В очередной раз разгладив перед собой край стола, он незаметным движением извлек из-под верхней одежды несколько восковых дощечек, быстро разложил их перед собой и заговорил уверенно и авторитетно, словно читая по одной из табличек или декламируя давно заученный текст.

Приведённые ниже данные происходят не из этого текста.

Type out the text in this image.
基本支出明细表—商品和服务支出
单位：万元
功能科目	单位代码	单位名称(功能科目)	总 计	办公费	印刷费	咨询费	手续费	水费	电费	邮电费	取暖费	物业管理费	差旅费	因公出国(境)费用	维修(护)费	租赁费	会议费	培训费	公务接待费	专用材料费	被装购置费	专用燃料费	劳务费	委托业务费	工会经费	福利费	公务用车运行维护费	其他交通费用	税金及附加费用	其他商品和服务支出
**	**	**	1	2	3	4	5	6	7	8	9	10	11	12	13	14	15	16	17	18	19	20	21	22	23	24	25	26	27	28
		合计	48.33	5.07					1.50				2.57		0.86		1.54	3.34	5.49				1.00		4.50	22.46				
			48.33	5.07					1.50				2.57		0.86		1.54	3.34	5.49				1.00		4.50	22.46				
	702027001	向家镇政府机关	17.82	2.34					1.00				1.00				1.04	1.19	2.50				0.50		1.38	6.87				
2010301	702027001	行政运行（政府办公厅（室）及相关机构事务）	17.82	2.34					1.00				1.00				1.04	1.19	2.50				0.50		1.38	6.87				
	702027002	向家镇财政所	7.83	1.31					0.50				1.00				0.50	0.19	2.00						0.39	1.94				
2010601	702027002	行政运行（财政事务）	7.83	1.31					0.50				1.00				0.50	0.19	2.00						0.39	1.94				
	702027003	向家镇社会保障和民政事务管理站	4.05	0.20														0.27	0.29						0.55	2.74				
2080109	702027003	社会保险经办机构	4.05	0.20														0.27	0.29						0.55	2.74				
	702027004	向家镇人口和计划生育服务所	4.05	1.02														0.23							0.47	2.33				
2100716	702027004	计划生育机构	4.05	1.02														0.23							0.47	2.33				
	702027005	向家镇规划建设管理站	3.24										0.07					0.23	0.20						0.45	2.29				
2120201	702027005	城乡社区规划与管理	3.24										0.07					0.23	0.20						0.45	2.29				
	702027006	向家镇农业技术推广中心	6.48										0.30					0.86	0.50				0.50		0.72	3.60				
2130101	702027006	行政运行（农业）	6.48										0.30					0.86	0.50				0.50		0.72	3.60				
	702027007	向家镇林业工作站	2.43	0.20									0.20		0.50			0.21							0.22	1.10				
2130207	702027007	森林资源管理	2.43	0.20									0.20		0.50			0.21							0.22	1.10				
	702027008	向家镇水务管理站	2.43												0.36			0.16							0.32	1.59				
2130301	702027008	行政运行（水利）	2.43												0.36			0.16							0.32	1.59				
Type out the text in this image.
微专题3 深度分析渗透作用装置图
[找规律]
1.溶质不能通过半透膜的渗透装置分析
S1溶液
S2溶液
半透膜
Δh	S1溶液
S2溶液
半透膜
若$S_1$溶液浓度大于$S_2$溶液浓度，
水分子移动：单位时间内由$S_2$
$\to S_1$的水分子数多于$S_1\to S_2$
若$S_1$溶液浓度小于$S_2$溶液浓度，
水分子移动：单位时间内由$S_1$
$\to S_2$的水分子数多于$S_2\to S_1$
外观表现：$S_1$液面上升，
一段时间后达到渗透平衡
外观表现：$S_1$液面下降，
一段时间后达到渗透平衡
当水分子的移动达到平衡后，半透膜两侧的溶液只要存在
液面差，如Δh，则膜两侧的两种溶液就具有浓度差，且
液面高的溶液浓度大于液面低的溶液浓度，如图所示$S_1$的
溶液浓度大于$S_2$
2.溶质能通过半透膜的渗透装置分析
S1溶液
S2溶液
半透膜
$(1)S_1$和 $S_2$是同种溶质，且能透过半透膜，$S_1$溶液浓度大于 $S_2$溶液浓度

– Времени мало, товарищи. Нет никаких возможностей для теоретических споров. Поэтому как человек, назначенный партией, и как руководитель нашей рабочей группы, я предлагаю сделать следующее: мы начнем последовательно рассматривать поступки Иисуса из Назарета, по каждому из эпизодов будем выносить краткие определения и сводить их в единую точку зрения. Вы видите, передо мной лежат три таблички. Так вот, на одной из них я буду кратко фиксировать мнение представителей школы Шаммая, на другой – определения школы Гиллеля, а на третьей я буду набрасывать компромиссные формулировки, которые в конце рассмотрения предложу вам на утверждение. Чтобы облегчить нам работу и ускорить дело, я до начала нашей встречи уже переговорил с товарищами Закхуром и Фамахом и приблизительный перечень этих эпизодов себе уже составил и записал. Мое предложение всем понятно? Нет возражений по порядку ведения?

– А какой эпизод значится первым в твоих табличках? – спросил Ариэль у Матфании.

– У меня записано: праздник Пасхи. Два года тому назад.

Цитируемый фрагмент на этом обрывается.